Sebuah nampan berisi sepiring nasi dengan lauk sayur bening dan ikan tuna goreng tersedia di sana. Tak ketinggalan satu ceret air putih dan empat potong apel yang telah dikupas. Setelah meletakkan di atas meja dekat pintu, laki-laki yang membawa makanan itu keluar tanpa sepatah kata.
Imelda dapat mendengar suara gemerisik kunci saat lelaki itu menggembok pintu kamarnya dari luar. Ia tetap pada tempatnya. Tak bergerak.
Air mata mulai jatuh di pipinya. Angin pagi itu berhembus lembut menerpa kulit wajahnya. Imelda merasakan tangan lembut berwarna jingga menyentuh pipinya.
“Kenapa kau baru datang? Aku kesepian. Aku ingin kau selalu di sini bersamaku”, bisik Imelda.
Aku harus memberi ketenangan kepada orang-orang di Selatan. Mereka juga membutuhkan aku. tapi aku akan selalu datang dan menemanimu setiap saat. Aku akan menghiburmu dengan warna-warnaku. Kau pasti suka.
“Aku merindukanmu. Aku ingin mendekapmu. Aku ingin merasakan hangatnya dirimu. Biar para kupu-kupu bersayap ungu itu menjadi saksi cinta kita..” Imelda mengeluarkan tangannya ke balik jeruji.
Imelda sayang, kau telah mematahkan sayap kupu-kupu berwarna ungu. Kini dia mati. Apakah kau tak punya belas kasihan kepadanya? Apa kau tak merasa ingin dia hidup bebas?
“Tidak. Ini tak adil. Mereka bisa berterbangan bebas di hadapanku.
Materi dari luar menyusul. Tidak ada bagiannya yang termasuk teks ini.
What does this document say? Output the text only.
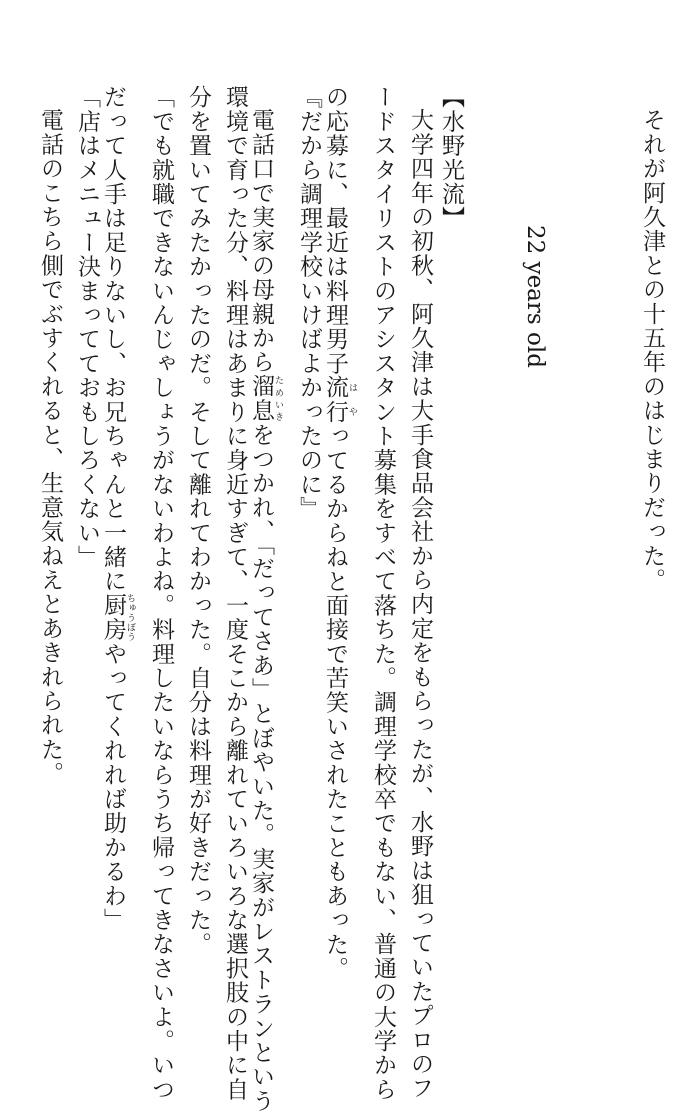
それが阿久津との十五年のはじまりだった。
22 years old
【水野光流】
大学四年の初秋、阿久津は大手食品会社から内定をもらったが、水野は狙っていたプロのフ
ードスタイリストのアシスタント募集をすべて落ちた。調理学校卒でもない、普通の大学から
の応募に、最近は料理男子流 は行 やってるからねと面接で苦笑いされたこともあった。
『だから調理学校いけばよかったのに』
電話口で実家の母親から溜息 ためいきをつかれ、「だってさあ」とぼやいた。実家がレストランという
環境で育った分、料理はあまりに身近すぎて、一度そこから離れていろいろな選択肢の中に自
分を置いてみたかったのだ。そして離れてわかった。自分は料理が好きだった。
「でも就職できないんじゃしょうがないわよね。料理したいならうち帰ってきなさいよ。いつ
だって人手は足りないし、お兄ちゃんと一緒に厨房 ちゅうぼうやってくれれば助かるわ」
「店はメニュー決まってておもしろくない」
電話のこちら側でぶすくれると、生意気ねえとあきれられた。
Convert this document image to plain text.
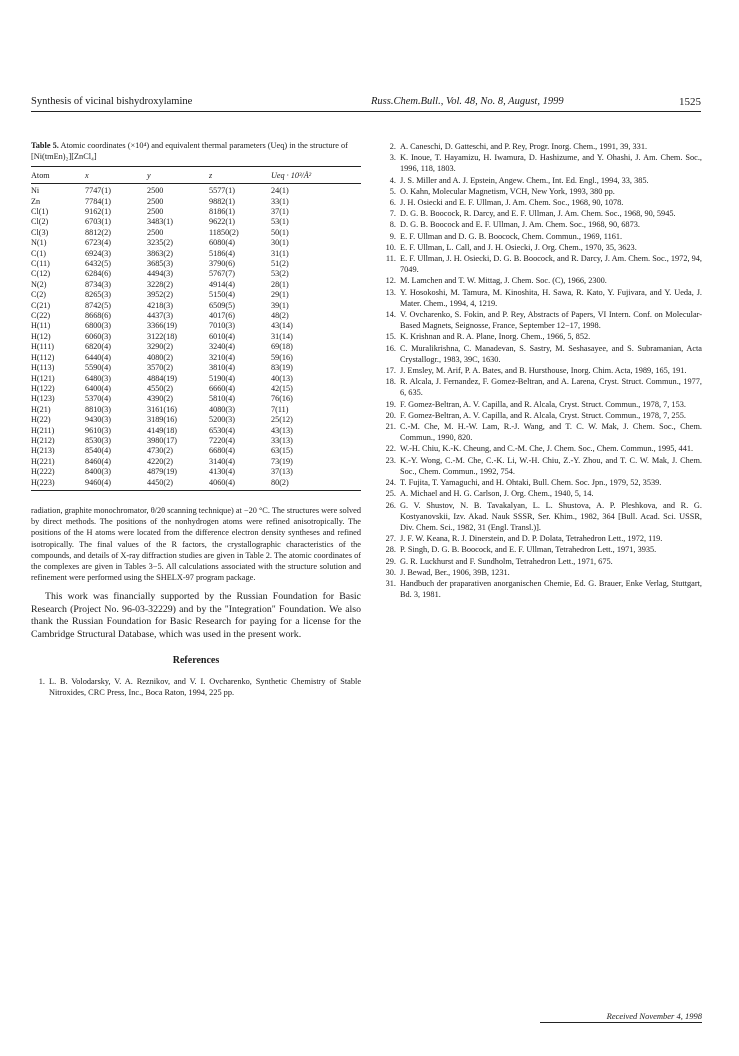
Synthesis of vicinal bishydroxylamine	Russ.Chem.Bull., Vol. 48, No. 8, August, 1999	1525
Table 5. Atomic coordinates (×10⁴) and equivalent thermal parameters (Ueq) in the structure of [Ni(tmEn)₂][ZnCl₄]
Atom	x	y	z	Ueq · 10³/Å²
Ni	7747(1)	2500	5577(1)	24(1)
Zn	7784(1)	2500	9882(1)	33(1)
Cl(1)	9162(1)	2500	8186(1)	37(1)
Cl(2)	6703(1)	3483(1)	9622(1)	53(1)
Cl(3)	8812(2)	2500	11850(2)	50(1)
N(1)	6723(4)	3235(2)	6080(4)	30(1)
C(1)	6924(3)	3863(2)	5186(4)	31(1)
C(11)	6432(5)	3685(3)	3790(6)	51(2)
C(12)	6284(6)	4494(3)	5767(7)	53(2)
N(2)	8734(3)	3228(2)	4914(4)	28(1)
C(2)	8265(3)	3952(2)	5150(4)	29(1)
C(21)	8742(5)	4218(3)	6509(5)	39(1)
C(22)	8668(6)	4437(3)	4017(6)	48(2)
H(11)	6800(3)	3366(19)	7010(3)	43(14)
H(12)	6060(3)	3122(18)	6010(4)	31(14)
H(111)	6820(4)	3290(2)	3240(4)	69(18)
H(112)	6440(4)	4080(2)	3210(4)	59(16)
H(113)	5590(4)	3570(2)	3810(4)	83(19)
H(121)	6480(3)	4884(19)	5190(4)	40(13)
H(122)	6400(4)	4550(2)	6660(4)	42(15)
H(123)	5370(4)	4390(2)	5810(4)	76(16)
H(21)	8810(3)	3161(16)	4080(3)	7(11)
H(22)	9430(3)	3189(16)	5200(3)	25(12)
H(211)	9610(3)	4149(18)	6530(4)	43(13)
H(212)	8530(3)	3980(17)	7220(4)	33(13)
H(213)	8540(4)	4730(2)	6680(4)	63(15)
H(221)	8460(4)	4220(2)	3140(4)	73(19)
H(222)	8400(3)	4879(19)	4130(4)	37(13)
H(223)	9460(4)	4450(2)	4060(4)	80(2)
radiation, graphite monochromator, θ/2θ scanning technique) at −20 °C. The structures were solved by direct methods. The positions of the nonhydrogen atoms were refined anisotropically. The positions of the H atoms were located from the difference electron density syntheses and refined isotropically. The final values of the R factors, the crystallographic characteristics of the compounds, and details of X-ray diffraction studies are given in Table 2. The atomic coordinates of the complexes are given in Tables 3−5. All calculations associated with the structure solution and refinement were performed using the SHELX-97 program package.
This work was financially supported by the Russian Foundation for Basic Research (Project No. 96-03-32229) and by the "Integration" Foundation. We also thank the Russian Foundation for Basic Research for paying for a license for the Cambridge Structural Database, which was used in the present work.
References
1. L. B. Volodarsky, V. A. Reznikov, and V. I. Ovcharenko, Synthetic Chemistry of Stable Nitroxides, CRC Press, Inc., Boca Raton, 1994, 225 pp.
2. A. Caneschi, D. Gatteschi, and P. Rey, Progr. Inorg. Chem., 1991, 39, 331.
3. K. Inoue, T. Hayamizu, H. Iwamura, D. Hashizume, and Y. Ohashi, J. Am. Chem. Soc., 1996, 118, 1803.
4. J. S. Miller and A. J. Epstein, Angew. Chem., Int. Ed. Engl., 1994, 33, 385.
5. O. Kahn, Molecular Magnetism, VCH, New York, 1993, 380 pp.
6. J. H. Osiecki and E. F. Ullman, J. Am. Chem. Soc., 1968, 90, 1078.
7. D. G. B. Boocock, R. Darcy, and E. F. Ullman, J. Am. Chem. Soc., 1968, 90, 5945.
8. D. G. B. Boocock and E. F. Ullman, J. Am. Chem. Soc., 1968, 90, 6873.
9. E. F. Ullman and D. G. B. Boocock, Chem. Commun., 1969, 1161.
10. E. F. Ullman, L. Call, and J. H. Osiecki, J. Org. Chem., 1970, 35, 3623.
11. E. F. Ullman, J. H. Osiecki, D. G. B. Boocock, and R. Darcy, J. Am. Chem. Soc., 1972, 94, 7049.
12. M. Lamchen and T. W. Mittag, J. Chem. Soc. (C), 1966, 2300.
13. Y. Hosokoshi, M. Tamura, M. Kinoshita, H. Sawa, R. Kato, Y. Fujivara, and Y. Ueda, J. Mater. Chem., 1994, 4, 1219.
14. V. Ovcharenko, S. Fokin, and P. Rey, Abstracts of Papers, VI Intern. Conf. on Molecular-Based Magnets, Seignosse, France, September 12−17, 1998.
15. K. Krishnan and R. A. Plane, Inorg. Chem., 1966, 5, 852.
16. C. Muralikrishna, C. Manadevan, S. Sastry, M. Seshasayee, and S. Subramanian, Acta Crystallogr., 1983, 39C, 1630.
17. J. Emsley, M. Arif, P. A. Bates, and B. Hursthouse, Inorg. Chim. Acta, 1989, 165, 191.
18. R. Alcala, J. Fernandez, F. Gomez-Beltran, and A. Larena, Cryst. Struct. Commun., 1977, 6, 635.
19. F. Gomez-Beltran, A. V. Capilla, and R. Alcala, Cryst. Struct. Commun., 1978, 7, 153.
20. F. Gomez-Beltran, A. V. Capilla, and R. Alcala, Cryst. Struct. Commun., 1978, 7, 255.
21. C.-M. Che, M. H.-W. Lam, R.-J. Wang, and T. C. W. Mak, J. Chem. Soc., Chem. Commun., 1990, 820.
22. W.-H. Chiu, K.-K. Cheung, and C.-M. Che, J. Chem. Soc., Chem. Commun., 1995, 441.
23. K.-Y. Wong, C.-M. Che, C.-K. Li, W.-H. Chiu, Z.-Y. Zhou, and T. C. W. Mak, J. Chem. Soc., Chem. Commun., 1992, 754.
24. T. Fujita, T. Yamaguchi, and H. Ohtaki, Bull. Chem. Soc. Jpn., 1979, 52, 3539.
25. A. Michael and H. G. Carlson, J. Org. Chem., 1940, 5, 14.
26. G. V. Shustov, N. B. Tavakalyan, L. L. Shustova, A. P. Pleshkova, and R. G. Kostyanovskii, Izv. Akad. Nauk SSSR, Ser. Khim., 1982, 364 [Bull. Acad. Sci. USSR, Div. Chem. Sci., 1982, 31 (Engl. Transl.)].
27. J. F. W. Keana, R. J. Dinerstein, and D. P. Dolata, Tetrahedron Lett., 1972, 119.
28. P. Singh, D. G. B. Boocock, and E. F. Ullman, Tetrahedron Lett., 1971, 3935.
29. G. R. Luckhurst and F. Sundholm, Tetrahedron Lett., 1971, 675.
30. J. Bewad, Ber., 1906, 39B, 1231.
31. Handbuch der praparativen anorganischen Chemie, Ed. G. Brauer, Enke Verlag, Stuttgart, Bd. 3, 1981.
Received November 4, 1998
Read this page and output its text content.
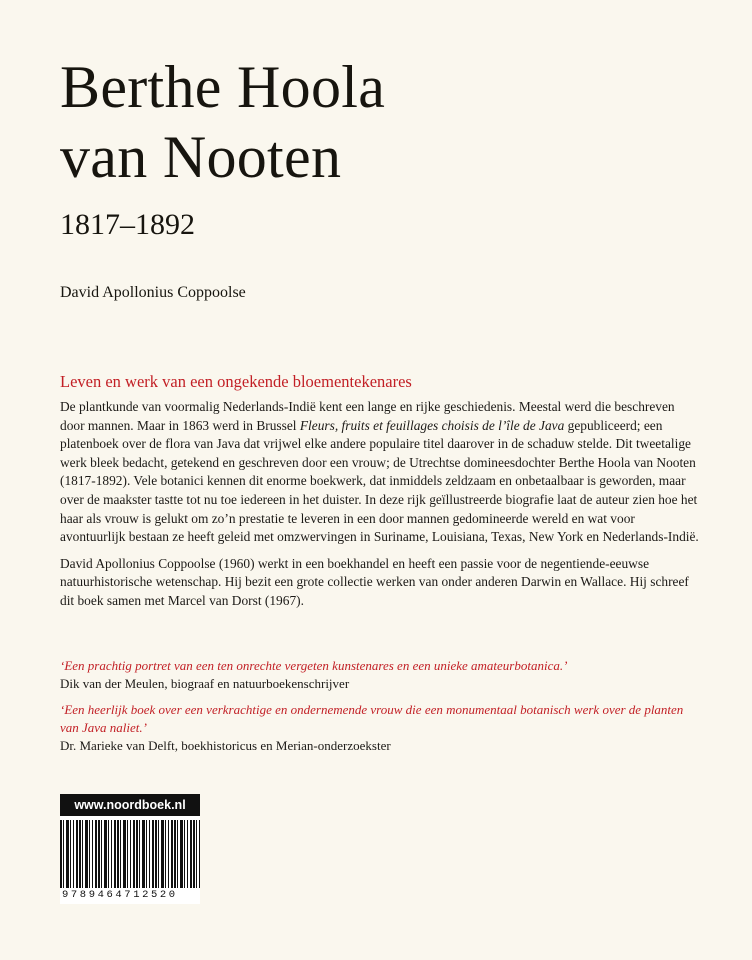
Berthe Hoola
van Nooten
1817–1892
David Apollonius Coppoolse
Leven en werk van een ongekende bloementekenares

De plantkunde van voormalig Nederlands-Indië kent een lange en rijke geschiedenis. Meestal werd die beschreven door mannen. Maar in 1863 werd in Brussel Fleurs, fruits et feuillages choisis de l’île de Java gepubliceerd; een platenboek over de flora van Java dat vrijwel elke andere populaire titel daarover in de schaduw stelde. Dit tweetalige werk bleek bedacht, getekend en geschreven door een vrouw; de Utrechtse domineesdochter Berthe Hoola van Nooten (1817-1892). Vele botanici kennen dit enorme boekwerk, dat inmiddels zeldzaam en onbetaalbaar is geworden, maar over de maakster tastte tot nu toe iedereen in het duister. In deze rijk geïllustreerde biografie laat de auteur zien hoe het haar als vrouw is gelukt om zo’n prestatie te leveren in een door mannen gedomineerde wereld en wat voor avontuurlijk bestaan ze heeft geleid met omzwervingen in Suriname, Louisiana, Texas, New York en Nederlands-Indië.

David Apollonius Coppoolse (1960) werkt in een boekhandel en heeft een passie voor de negentiende-eeuwse natuurhistorische wetenschap. Hij bezit een grote collectie werken van onder anderen Darwin en Wallace. Hij schreef dit boek samen met Marcel van Dorst (1967).

‘Een prachtig portret van een ten onrechte vergeten kunstenares en een unieke amateurbotanica.’
Dik van der Meulen, biograaf en natuurboekenschrijver
‘Een heerlijk boek over een verkrachtige en ondernemende vrouw die een monumentaal botanisch werk over de planten van Java naliet.’
Dr. Marieke van Delft, boekhistoricus en Merian-onderzoekster
www.noordboek.nl
9789464712520
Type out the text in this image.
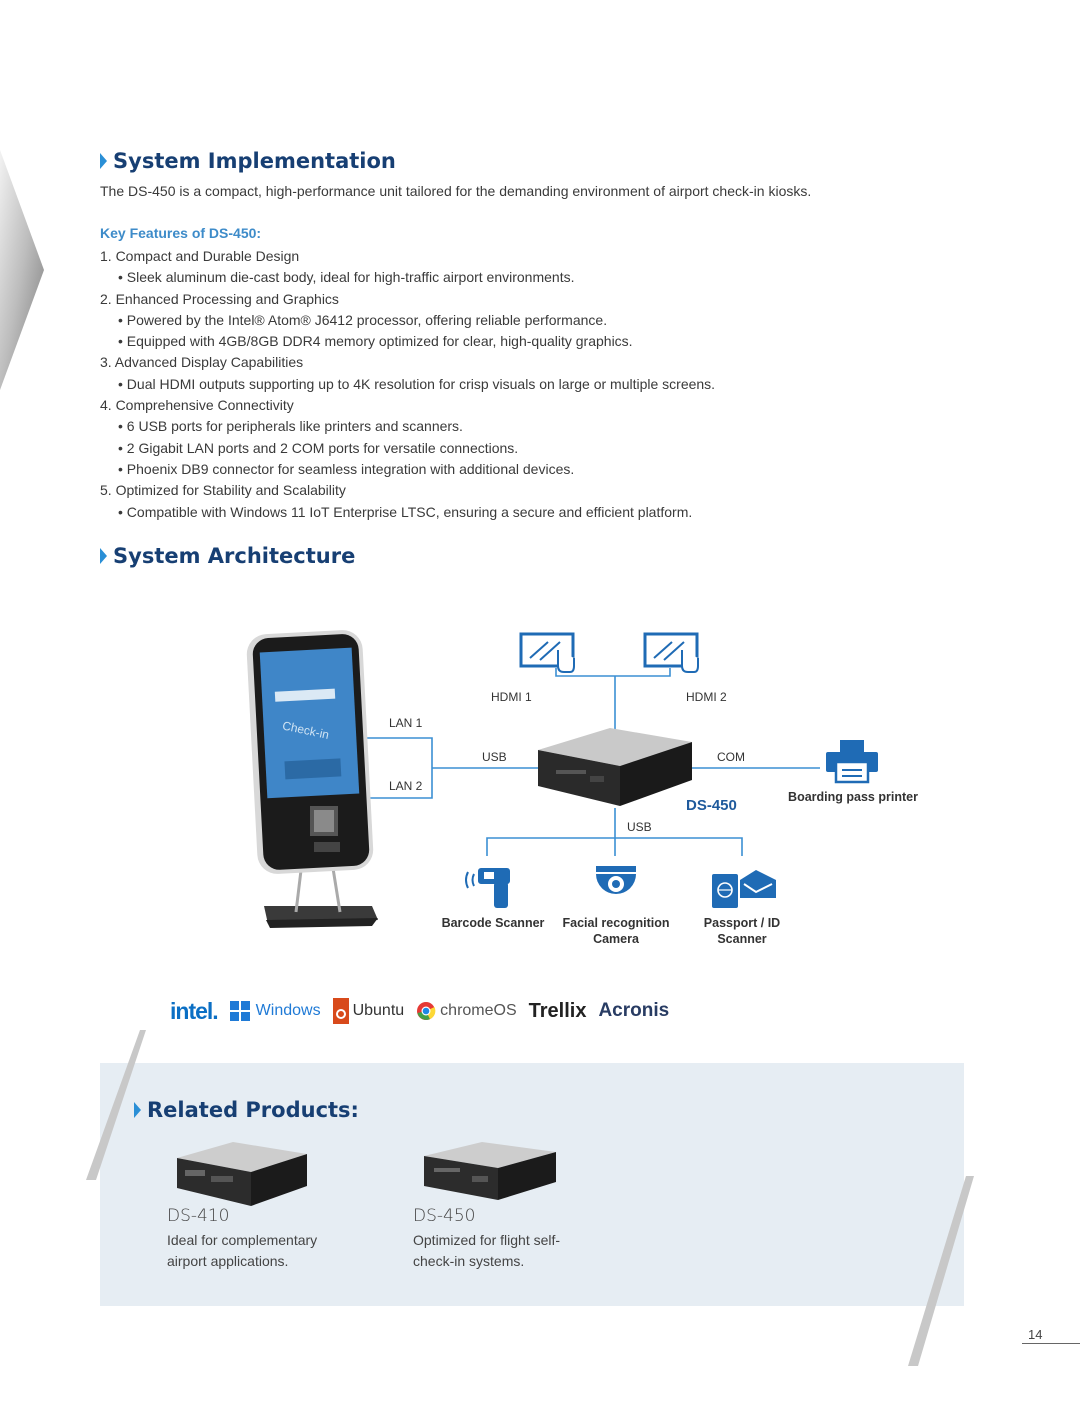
System Implementation
The DS-450 is a compact, high-performance unit tailored for the demanding environment of airport check-in kiosks.
Key Features of DS-450:
1. Compact and Durable Design
• Sleek aluminum die-cast body, ideal for high-traffic airport environments.
2. Enhanced Processing and Graphics
• Powered by the Intel® Atom® J6412 processor, offering reliable performance.
• Equipped with 4GB/8GB DDR4 memory optimized for clear, high-quality graphics.
3. Advanced Display Capabilities
• Dual HDMI outputs supporting up to 4K resolution for crisp visuals on large or multiple screens.
4. Comprehensive Connectivity
• 6 USB ports for peripherals like printers and scanners.
• 2 Gigabit LAN ports and 2 COM ports for versatile connections.
• Phoenix DB9 connector for seamless integration with additional devices.
5. Optimized for Stability and Scalability
• Compatible with Windows 11 IoT Enterprise LTSC, ensuring a secure and efficient platform.
System Architecture
Check-in
HDMI 1	HDMI 2
LAN 1
LAN 2
USB	COM
USB
DS-450	Boarding pass printer
Barcode Scanner	Facial recognition Camera
Passport / ID Scanner
intel. Windows Ubuntu chromeOS Trellix Acronis
Related Products:
DS-410
Ideal for complementary airport applications.
DS-450
Optimized for flight self-check-in systems.
14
Sedangkan aku terkurung di sini.” Imelda menarik kembali tangannya dan berpaling membelakangi jendela. Ia menatap kamarnya yang penuh dengan lemari kayu.
Hembusan beraroma mawar jingga menyelinap masuk ke dalam kamar. “Kamu mengatakan akan selalu ada untukku. Tapi kau tak pernah ada saat aku butuh kamu? Di mana kamu?”
Aku akan berjanji selalu ada di sisimu, Imelda. Kamu harus berjanji padaku. Kau tak akan menyakiti kupu-kupu lagi. Apapun warna kupu-kupu itu. Atau aku tak akan lagi dengan warna-warna yang kau suka.
“Beri aku kebebasan romeoku. Ajak aku keluar...!!! Beri aku udara segar dengan warna-warna indahmu. Beri aku surga itu”, Imelda meraung-raung.